Saturday, August 31, 2013

Adam and Eve by Sena Jeter Naslund (audio)

★ 1/2




"For a moment, I burned with the desire to emblazon Thom's name on history.  But this was Eden, and we were all caught in it's web of non-time.  History was not just insignificant but irrelevant.  What mattered was here and now."

This book was...different.  I have read two of Naslund's other novels: Ahab's Wife and Abundance: A Novel of Marie Antoinette, both of which I loved.  It's not that I didn't like this this.  I guess it just wasn't what I was expecting.  I thought that there would more historical fiction, but instead, it was set in the near future, 2017.  

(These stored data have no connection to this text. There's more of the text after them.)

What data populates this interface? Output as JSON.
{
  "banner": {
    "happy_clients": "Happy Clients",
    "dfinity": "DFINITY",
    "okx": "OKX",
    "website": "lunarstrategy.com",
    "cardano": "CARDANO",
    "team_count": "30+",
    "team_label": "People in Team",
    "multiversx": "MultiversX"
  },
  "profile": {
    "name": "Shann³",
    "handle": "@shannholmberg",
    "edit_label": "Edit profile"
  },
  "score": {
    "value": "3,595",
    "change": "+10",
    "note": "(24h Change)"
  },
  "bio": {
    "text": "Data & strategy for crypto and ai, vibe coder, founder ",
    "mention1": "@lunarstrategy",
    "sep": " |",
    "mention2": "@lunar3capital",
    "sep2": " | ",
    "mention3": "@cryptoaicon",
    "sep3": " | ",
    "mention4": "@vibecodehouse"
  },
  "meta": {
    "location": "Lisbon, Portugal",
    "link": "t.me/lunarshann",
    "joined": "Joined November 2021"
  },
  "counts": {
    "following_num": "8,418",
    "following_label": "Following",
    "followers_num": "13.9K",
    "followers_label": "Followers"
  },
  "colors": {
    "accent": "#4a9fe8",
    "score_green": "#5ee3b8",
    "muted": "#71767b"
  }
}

Shortly before her husband Thom's mysterious death, Lucy learns that he has discovered evidence of extraterrestrial life on other planets.  Three years later, Lucy is approached by Thom's astrophysicist friend, Pierre Saad.  He wants Lucy to smuggle a recently discovered codex out of Egypt that reveals new details on the book of Genesis and the story of Adam and Eve.  This is a dangerous mission, as many Christian, Jewish, and Muslim activists are convinced that this document will threaten the foundation of each of their religions.  While traveling with the document, Lucy's plane crashes and she lands on a secluded piece of land in the Middle East.  Here she meets an American soldier named Adam who is convinced that they are in Eden and that Lucy is the "Eve" that he has been waiting for.  Together, they must help each other heal, learn to live of the land, and eventually return to civilization with the codex.

I really liked the idea of this book, but it felt a little too random at times.  There was a lot going on: discovery of extraterrestrial live, war in the Middle East, an old codex of Genesis, a modern-day Eden, a mysterious monkey-like boy, old cave paintings, religious conflicts...it all fit together in someway or another, but it was a stretch at times.  I would have enjoyed more focus on the codex and the story of Adam and Eve and a little less of the "extra stuff."  My favorite parts of the books we the descriptions of the Eden-like paradise that Lucy and Adam found themselves in.  I loved the idea of being surrounded by a beautiful place that provides everything one would ever want or need.  It really put things in prospective!